As a follow up to her recent speech outlining her plan to address market structure issues, SEC Chair Mary Jo White addressed the importance of technology and competition in developing a regulatory approach to market structure issues. She emphasized that any regulatory efforts in this area would not be pursued because the markets are broken, rather the SEC remains “focused on what in our market structure can be improved for the benefit of investors and companies.”
Chair White encouraged a broad approach – both in terms of time and markets – to studying potential changes to market structure. For example, she noted that there have been assertions that the SEC’s adoption of Regulation NMS facilitated the increase of high frequency trading. However, she noted that markets not impacted by Regulation NMS have also experienced increases in high frequency trading. She used trading of the E-Mini S&P 500 futures contract on the Chicago Mercantile Exchange to illustrate her point, stating that high frequency traders account for more than 50% of the trading in E-Minis. She stated “[c]omparisons like this rather basic one demonstrate the need for a wider lens in evaluating market structure issues and proposals for changes. The wider lens immediately – and inevitably – brings competition and technology into view.”

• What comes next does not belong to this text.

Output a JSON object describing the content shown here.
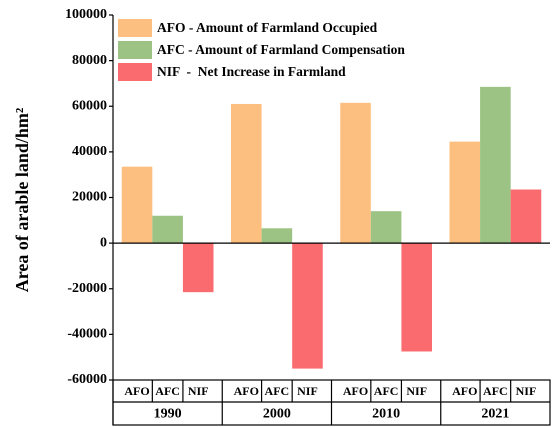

Chair White also addressed intermediation in the markets, asking “whether intermediation has appropriately harnessed compensation and technology in the service of investors.” She contrasted the differing effects of technology and competition in the equity and fixed income markets. She noted that investors and issuers have benefited in significant ways from changes in competition and technology in the equity markets while acknowledging the challenges posed by market fragmentation. In contrast, she expressed concern that technology has not transformed the fixed income markets in a similar way, noting that trading is still highly decentralized and investors have limited pricing information available before a trade.